Âmes sœurs : Moment d’émerveillement
Dans un costume marionnettique fait d’une tête surdimensionnée et d’un tronc potelé duquel sortent ses propres bras et jambes, l’artiste visuelle et théâtrale Magali Chouinard campe une fillette – les proportions des membres et du costume s’arrimant à la morphologie typique de la petite enfance – qui laisse libre cours à sa curiosité, à sa créativité et à sa fascination au cœur de la nature. Traînant sur un ruisseau (imaginaire) un nid dont émerge un arbre, cette singulière (et muette) protagoniste rencontre diverses créatures du règne animal auxquelles son interprète donnera vie.
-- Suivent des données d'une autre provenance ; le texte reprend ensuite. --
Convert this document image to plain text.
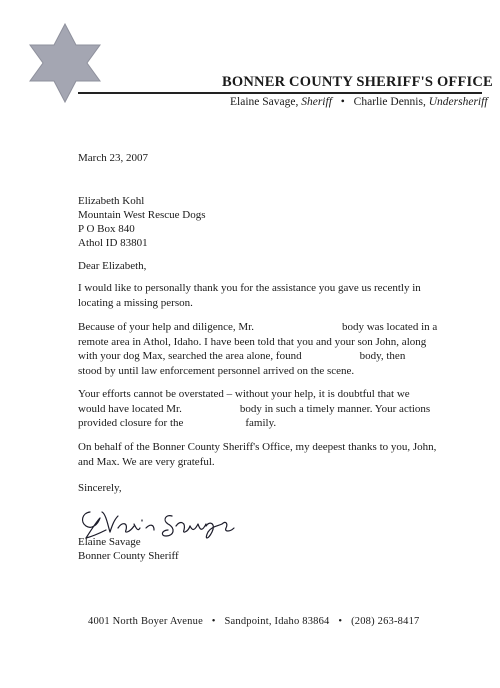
BONNER COUNTY SHERIFF'S OFFICE
Elaine Savage, Sheriff • Charlie Dennis, Undersheriff
March 23, 2007
Elizabeth Kohl
Mountain West Rescue Dogs
P O Box 840
Athol ID 83801
Dear Elizabeth,
I would like to personally thank you for the assistance you gave us recently in
locating a missing person.
Because of your help and diligence, Mr.	body was located in a
remote area in Athol, Idaho. I have been told that you and your son John, along
with your dog Max, searched the area alone, found	body, then
stood by until law enforcement personnel arrived on the scene.
Your efforts cannot be overstated – without your help, it is doubtful that we
would have located Mr.	body in such a timely manner. Your actions
provided closure for the	family.
On behalf of the Bonner County Sheriff's Office, my deepest thanks to you, John,
and Max. We are very grateful.
Sincerely,
Elaine Savage
Bonner County Sheriff
4001 North Boyer Avenue • Sandpoint, Idaho 83864 • (208) 263-8417
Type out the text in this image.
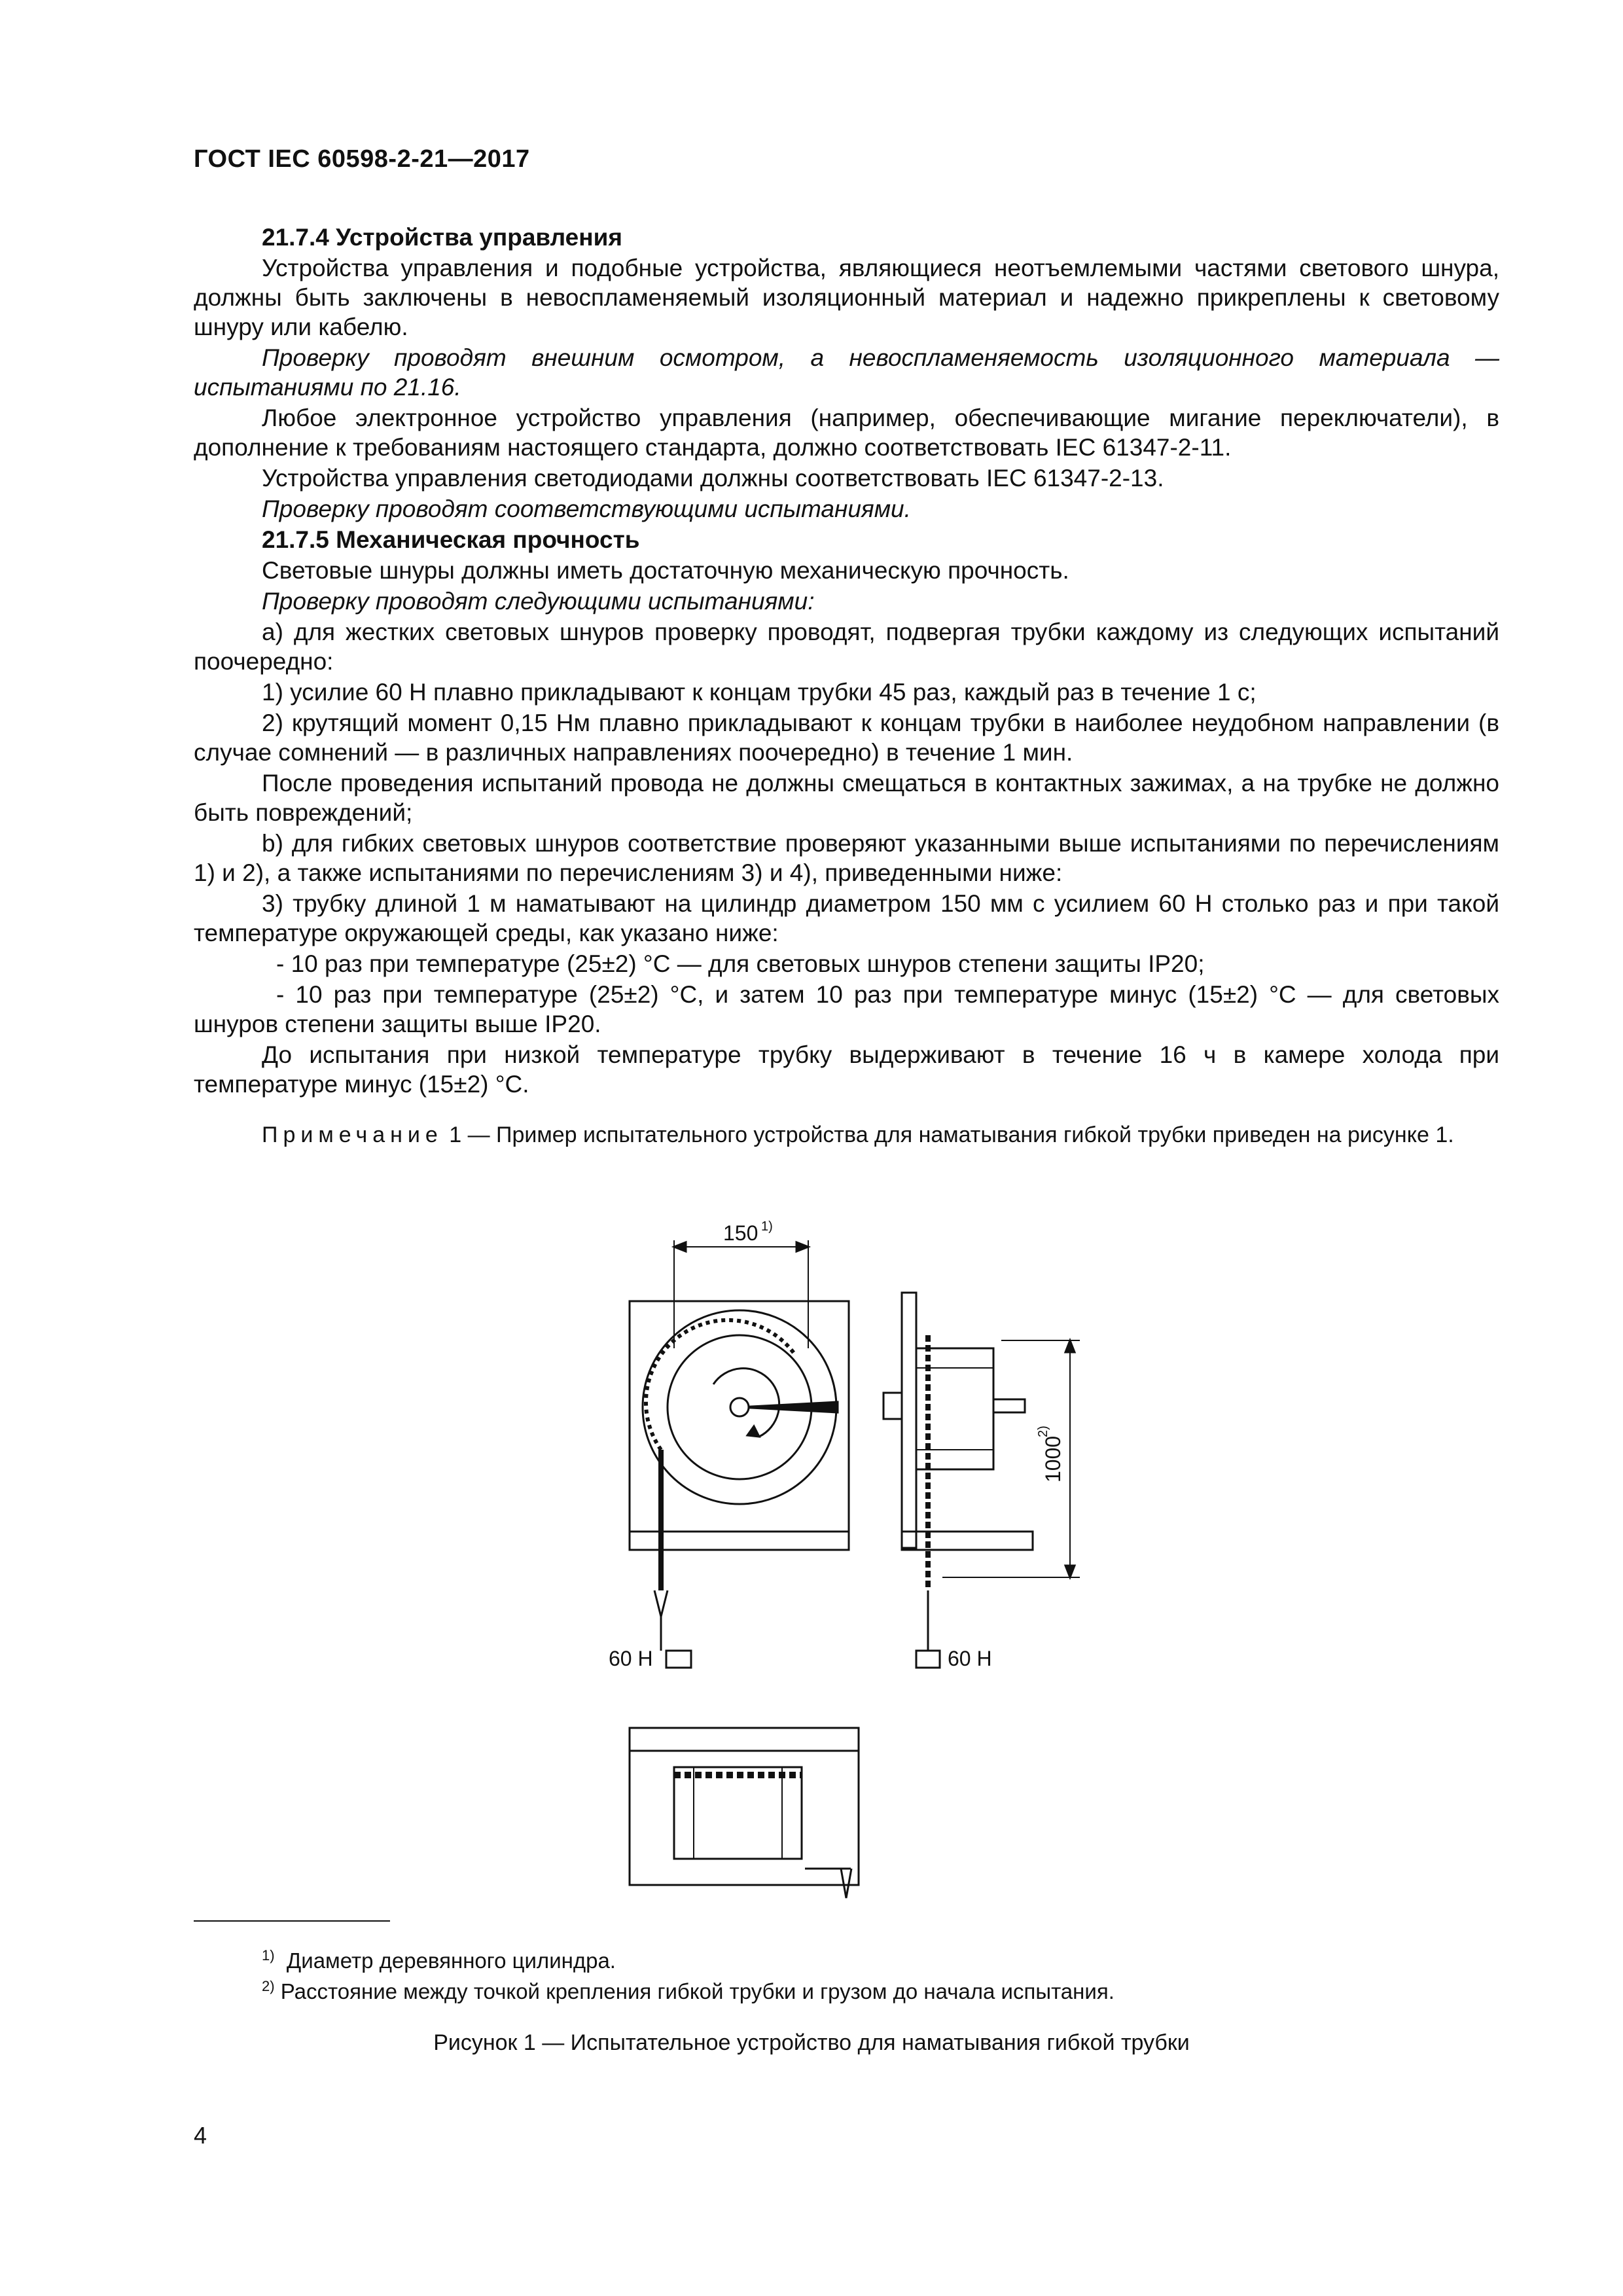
ГОСТ IEC 60598-2-21—2017

21.7.4 Устройства управления

Устройства управления и подобные устройства, являющиеся неотъемлемыми частями светового шнура, должны быть заключены в невоспламеняемый изоляционный материал и надежно прикреплены к световому шнуру или кабелю.

Проверку проводят внешним осмотром, а невоспламеняемость изоляционного материала — испытаниями по 21.16.

Любое электронное устройство управления (например, обеспечивающие мигание переключатели), в дополнение к требованиям настоящего стандарта, должно соответствовать IEC 61347-2-11.

Устройства управления светодиодами должны соответствовать IEC 61347-2-13.

Проверку проводят соответствующими испытаниями.

21.7.5 Механическая прочность

Световые шнуры должны иметь достаточную механическую прочность.

Проверку проводят следующими испытаниями:

a) для жестких световых шнуров проверку проводят, подвергая трубки каждому из следующих испытаний поочередно:

1) усилие 60 Н плавно прикладывают к концам трубки 45 раз, каждый раз в течение 1 с;

2) крутящий момент 0,15 Нм плавно прикладывают к концам трубки в наиболее неудобном направлении (в случае сомнений — в различных направлениях поочередно) в течение 1 мин.

После проведения испытаний провода не должны смещаться в контактных зажимах, а на трубке не должно быть повреждений;

b) для гибких световых шнуров соответствие проверяют указанными выше испытаниями по перечислениям 1) и 2), а также испытаниями по перечислениям 3) и 4), приведенными ниже:

3) трубку длиной 1 м наматывают на цилиндр диаметром 150 мм с усилием 60 Н столько раз и при такой температуре окружающей среды, как указано ниже:

- 10 раз при температуре (25±2) °С — для световых шнуров степени защиты IP20;

- 10 раз при температуре (25±2) °С, и затем 10 раз при температуре минус (15±2) °С — для световых шнуров степени защиты выше IP20.

До испытания при низкой температуре трубку выдерживают в течение 16 ч в камере холода при температуре минус (15±2) °С.

Примечание 1 — Пример испытательного устройства для наматывания гибкой трубки приведен на рисунке 1.

150 1)
1000
2)
60 Н	60 Н
$^{1)}$ Диаметр деревянного цилиндра.
$^{2)}$ Расстояние между точкой крепления гибкой трубки и грузом до начала испытания.
Рисунок 1 — Испытательное устройство для наматывания гибкой трубки
4
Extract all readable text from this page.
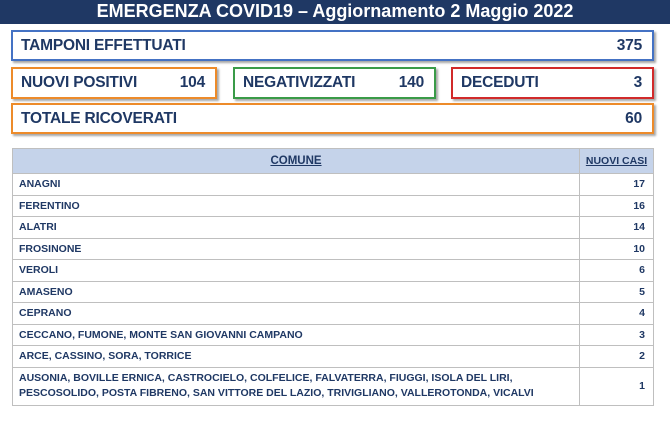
EMERGENZA COVID19 – Aggiornamento 2 Maggio 2022
TAMPONI EFFETTUATI	375
NUOVI POSITIVI	104 NEGATIVIZZATI	140 DECEDUTI	3
TOTALE RICOVERATI	60
COMUNE	NUOVI CASI
ANAGNI	17
FERENTINO	16
ALATRI	14
FROSINONE	10
VEROLI	6
AMASENO	5
CEPRANO	4
CECCANO, FUMONE, MONTE SAN GIOVANNI CAMPANO	3
ARCE, CASSINO, SORA, TORRICE	2

AUSONIA, BOVILLE ERNICA, CASTROCIELO, COLFELICE, FALVATERRA, FIUGGI, ISOLA DEL LIRI,
PESCOSOLIDO, POSTA FIBRENO, SAN VITTORE DEL LAZIO, TRIVIGLIANO, VALLEROTONDA, VICALVI	1
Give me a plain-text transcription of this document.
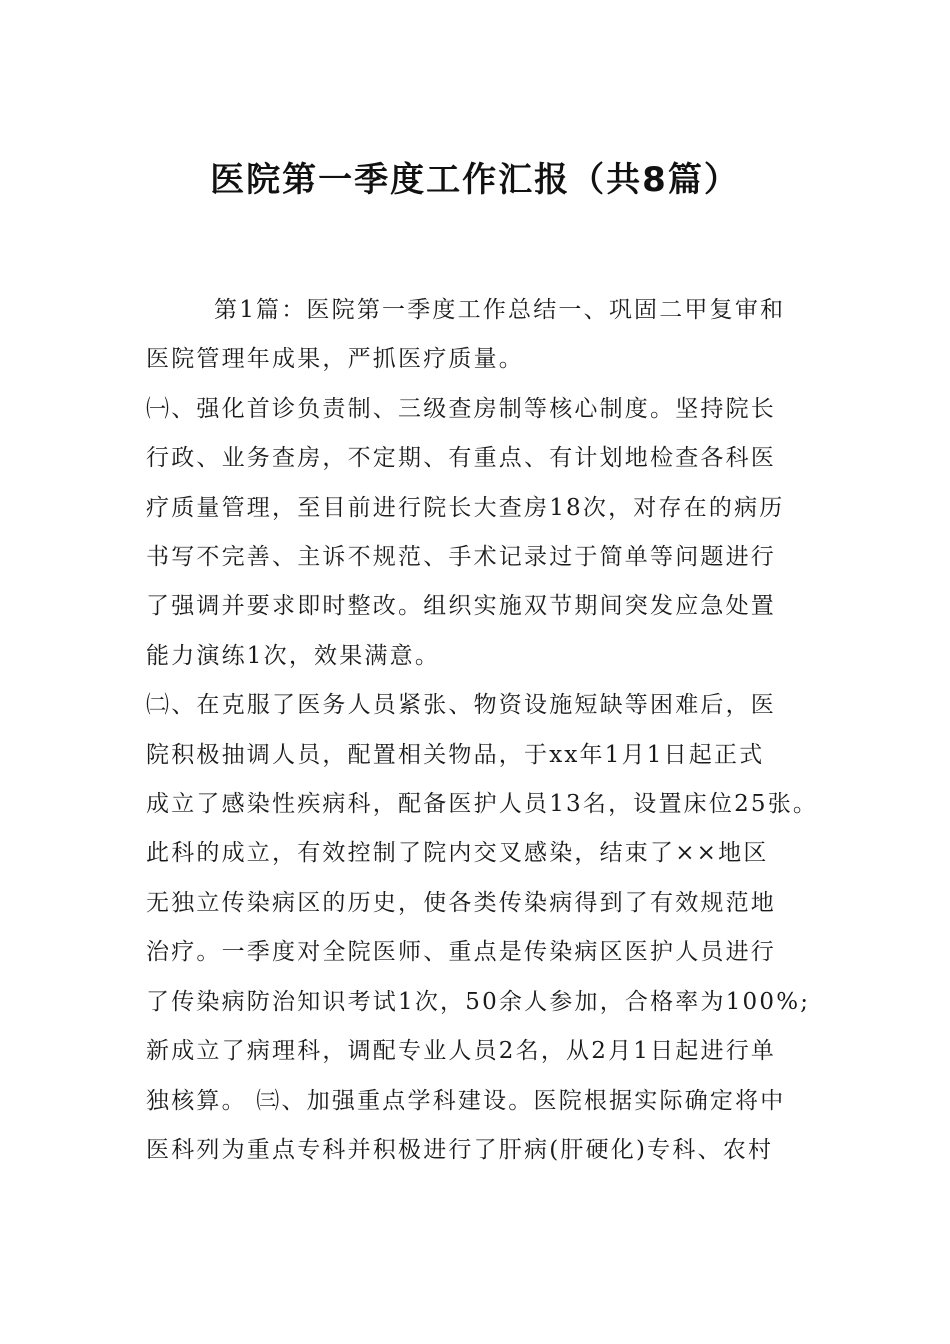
医院第一季度工作汇报（共8篇）
第1篇：医院第一季度工作总结一、巩固二甲复审和
医院管理年成果，严抓医疗质量。
㈠、强化首诊负责制、三级查房制等核心制度。坚持院长
行政、业务查房，不定期、有重点、有计划地检查各科医
疗质量管理，至目前进行院长大查房18次，对存在的病历
书写不完善、主诉不规范、手术记录过于简单等问题进行
了强调并要求即时整改。组织实施双节期间突发应急处置
能力演练1次，效果满意。
㈡、在克服了医务人员紧张、物资设施短缺等困难后，医
院积极抽调人员，配置相关物品，于xx年1月1日起正式
成立了感染性疾病科，配备医护人员13名，设置床位25张。
此科的成立，有效控制了院内交叉感染，结束了××地区
无独立传染病区的历史，使各类传染病得到了有效规范地
治疗。一季度对全院医师、重点是传染病区医护人员进行
了传染病防治知识考试1次，50余人参加，合格率为100%;
新成立了病理科，调配专业人员2名，从2月1日起进行单
独核算。 ㈢、加强重点学科建设。医院根据实际确定将中
医科列为重点专科并积极进行了肝病(肝硬化)专科、农村
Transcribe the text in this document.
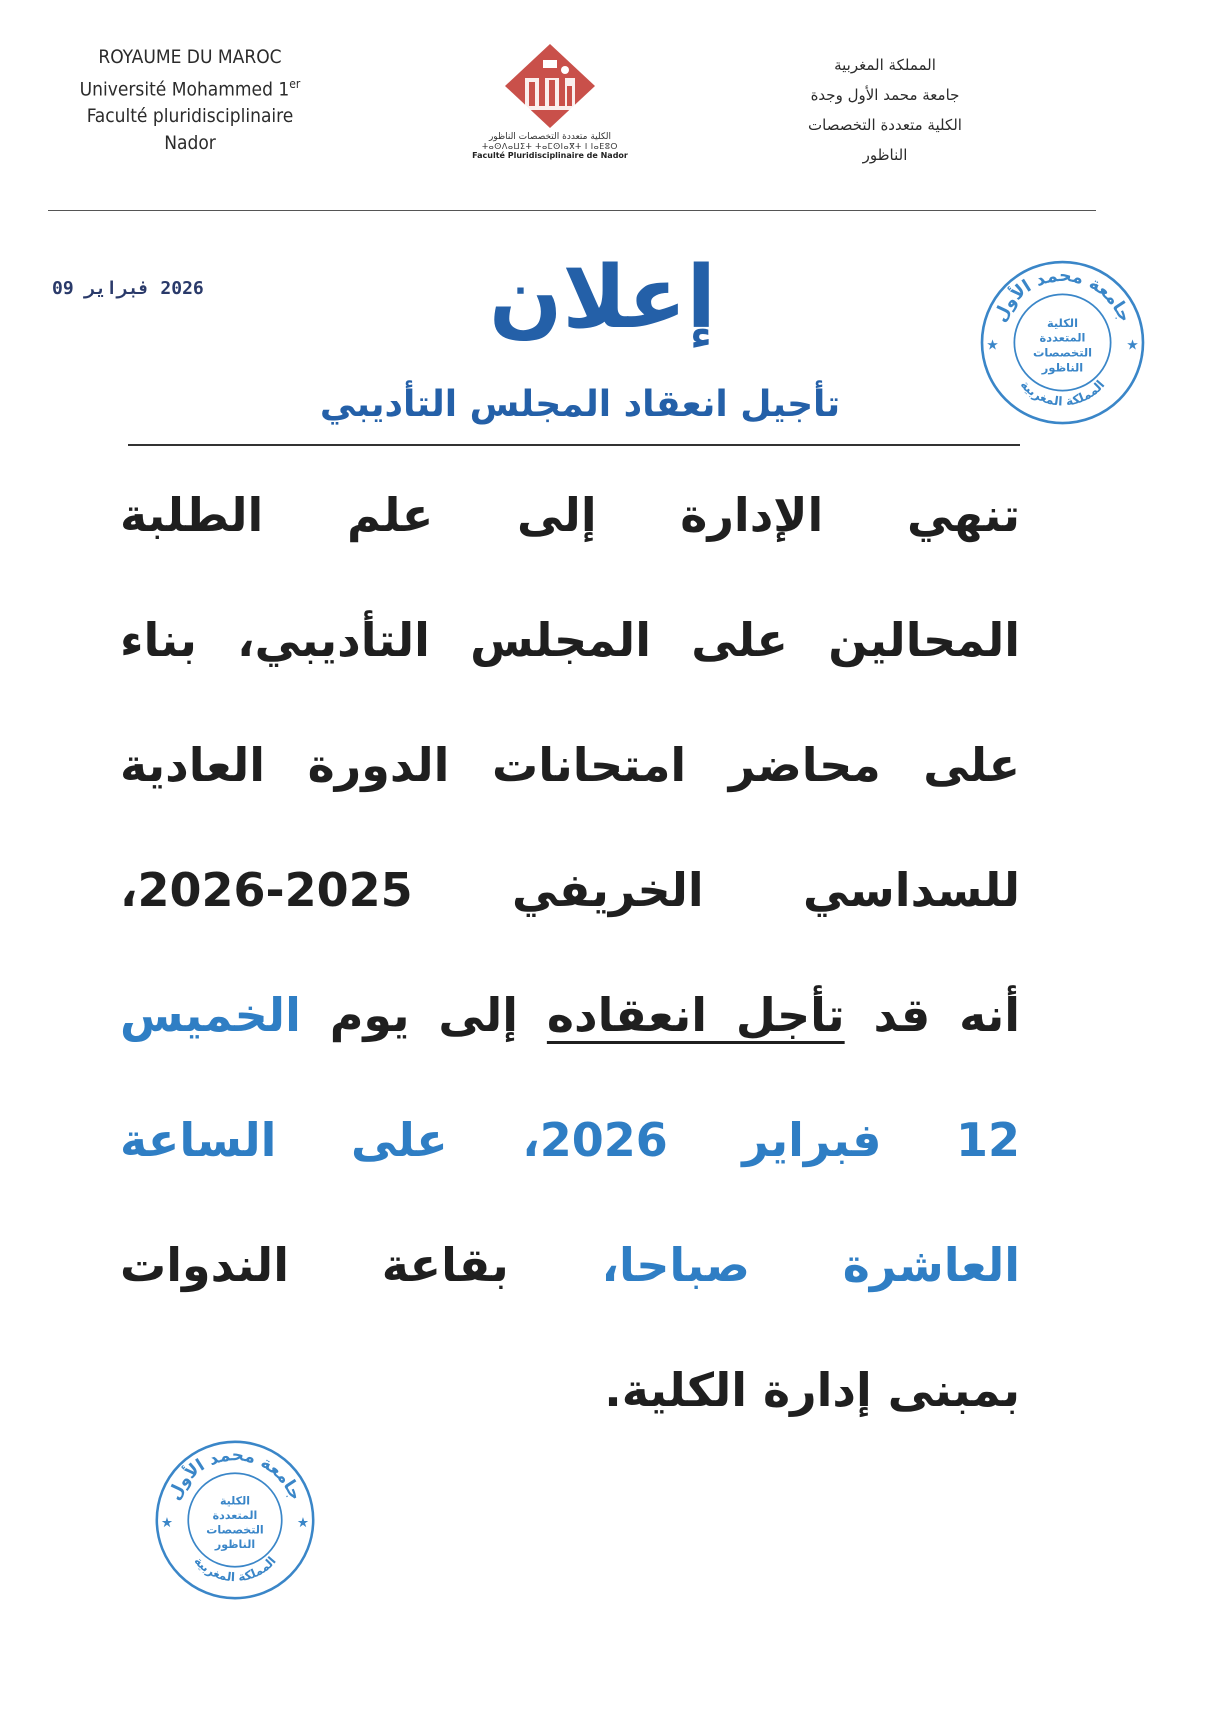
ROYAUME DU MAROC
Université Mohammed 1er
Faculté pluridisciplinaire
Nador	الكلية متعددة التخصصات الناظور
ⵜⴰⵙⴷⴰⵡⵉⵜ ⵜⴰⵎⵙⵏⴰⴳⵜ ⵏ ⵏⴰⴹⵓⵔ
Faculté Pluridisciplinaire de Nador
المملكة المغربية
جامعة محمد الأول وجدة
الكلية متعددة التخصصات
الناظور
2026 فبراير 09	إعلان
تأجيل انعقاد المجلس التأديبي
جامعة محمد الأول
المملكة المغربية
الكلية
المتعددة
التخصصات
الناظور
★	★
تنهي الإدارة إلى علم الطلبة
المحالين على المجلس التأديبي، بناء
على محاضر امتحانات الدورة العادية
للسداسي الخريفي 2025-2026،
أنه قد تأجل انعقاده إلى يوم الخميس
12 فبراير 2026، على الساعة
العاشرة صباحا، بقاعة الندوات
بمبنى إدارة الكلية.
جامعة محمد الأول
المملكة المغربية
الكلية
المتعددة
التخصصات
الناظور
★	★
Les oiseaux, le lièvre, l’escargot, la tortue ainsi qu’un superbe et colossal cervidé – opéré par le complice Frédéric Jeanrie – qui, grâce à un système de fils, piaffe des sabots arrière et remue l’oreille, ne manquent pas de charmer spectateurs et spectatrices de tous âges.
Précisons que cet univers esthétique complexe (chaque détail de la scénographie recèle son ou ses usages insoupçonnés) et soigné (tout y est magnifique, de l’arbre aux visages d’animaux), entièrement en noir et blanc, bien qu’en constante évolution, propose des compositions picturales d’une imparable harmonie. Ce tableau vivant est complété par une trame sonore riche de battements d’ailes (qui font se tourner les petites têtes, dans le public, à la recherche des voltigeurs qu’ils suggèrent), de coassements, de stridulations et de clapotis. Il y a bien eu, lors de la première représentation, quelques défauts de synchronicité entre les sons et les actions (une chute dans l’eau, suivis de quelques secondes par le bruit d’éclaboussures qu’elle est censée engendrer, par exemple), mais cela rentrera sans aucun doute dans l’ordre au fil du temps. Il en va de même de la jupe de brindilles, qui refusait obstinément de rester sur le corps de l’héroïne. Autre bémol, un peu plus sérieux, dans ce superbe spectacle à un cheveu – pour ne pas dire un poil – du sublime : l’interpellation d’un membre du public, qui vient faire quelques mouvements sur scène, brise non seulement la cohérence visuelle en mille et une nuances de gris régnant sur l’aire de jeu, mais aussi la magie de ce microcosme hors du temps dans lequel il fait si bon s’échapper. On ne peut d’ailleurs que se réjouir viscéralement du fait que l’on offre à une jeunesse souvent surstimulée un asile de lenteur, un éden de découvertes, une oasis d’émerveillement.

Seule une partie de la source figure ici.